If you want to solve it with explicit Thread
objects, and you want to get the results of the thread functions, you need to hold onto those Thread
objects so you can later join
them and pull out their results. Like this:
ts = []
for i in range(numberOfThreads):
t = Thread(target=performCalc, args=(greyScaleChunks[i],))
ts.append(t)
t.start()
for t in ts:
t.join()
# When you get here, all threads have finished
Also, the default implementation of Thread.run
just calls your target
and throws away the result. So you need to store the return value somewhere the main thread can access. Many numpy programs do this by passing in a pre-allocated array to each thread, so they can fill them in, and that isn't too huge a change to your design, but it's not the way you're headed. You can of course pass in any other mutable object to mutate. Or set a global variable, etc. But you've designed this around returning a value, and that's a nice way to think about things, so let's stick with that. The easiest way to make that work is to subclass Thread
:
class ReturningThread(threading.Thread):
def run(self):
try:
if self._target:
self._result = self._target(*self._args, **self._kwargs)
finally:
del self._target, self._args, self._kwargs
def join(self):
super().join()
return self._result
This is untested code, but it should work. (I've done similar things in real code, but more complicated, to allow join
to handle timeouts properly; here I kept it dead simple, just adding a _result =
in the run
method and return
ing it in join
.)
So:
ts = []
for i in range(numberOfThreads):
t = ReturningThread(target=performCalc, args=(greyScaleChunks[i],))
ts.append(t)
t.start()
results = []
for t in ts:
results.append(t.join())
And now you have a list of arrays that you can stack together.

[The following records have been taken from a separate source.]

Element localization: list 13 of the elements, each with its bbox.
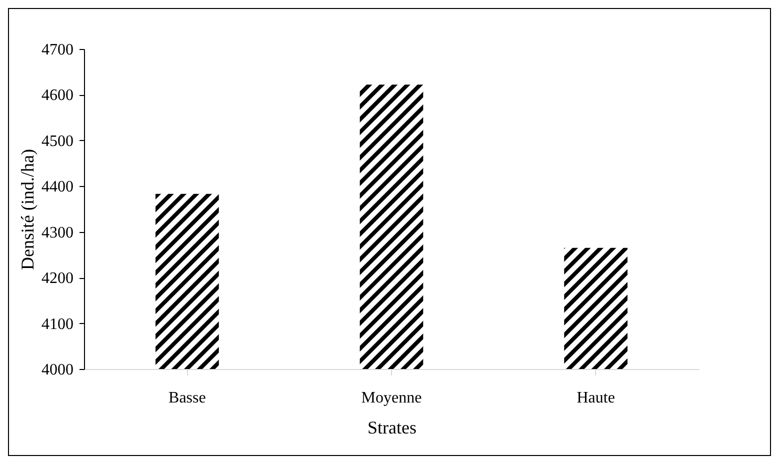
x-tick-label: Moyenne (361, 390, 422, 406)
y-tick-label: 4300 (42, 224, 74, 242)
y-tick-label: 4200 (42, 270, 74, 288)
y-tick-label: 4600 (42, 87, 74, 104)
y-tick-label: 4700 (42, 42, 74, 58)
x-axis-title: Strates (368, 418, 416, 438)
y-tick-label: 4100 (42, 316, 74, 333)
y-axis-title: Densité (ind./ha) (18, 149, 38, 270)
y-tick-label: 4400 (42, 178, 74, 196)
x-tick-label: Haute (576, 390, 615, 406)
y-tick-label: 4000 (42, 362, 74, 378)
y-tick-label: 4500 (42, 132, 74, 150)
x-tick-label: Basse (168, 390, 206, 406)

However, what I did above is basically turn each thread into a half-assed future. It may be conceptually simpler to just use actual futures. This does mean that we're now using a thread pool that we don't really have any need for—there's exactly one task per thread. There's a probably-negligible performance cost (you're spending a lot more time on the actual work than the queueing, or you wouldn't want to thread this way in the first place), but, more importantly, we're adding significant extra complexity buried under the hood (in a well-tested stdlib module) for a bit less complexity in our code; whether or not that's worth it is up to you. Anyway:
with concurrent.futures.ThreadPoolExecutor(max_workers=numberOfThreads) as x:
results = x.map(performCalc, greyScaleChunks)
This handles creating 5 threads, creating a job for each performCalc(chunk)
, partitioning the 5 jobs out to the 5 threads, joining the threads, and gathering the 5 jobs' results in order, so all you have to do is stack up the results.
Another advantage of using an executor is that if it turns out your code isn't benefiting from thread-parallelism because of the GIL (unlikely to be a problem in your case—you should be spending most of your time in a numpy operation over 20000 rows, which will run with the GIL released—but obviously you have to test to verify that's true), you can switch to processes very easily: just change that ThreadPoolExecutor
to a ProcessPoolExecutor
and you're done.
It's possible that your args and returns can't be either copied or shared between processes the default way, or that doing so is so expensive that it kills all the benefits of parallelism—but the fact that you can test that with a one-word change, and then only deal with it if it's a problem, is still a win.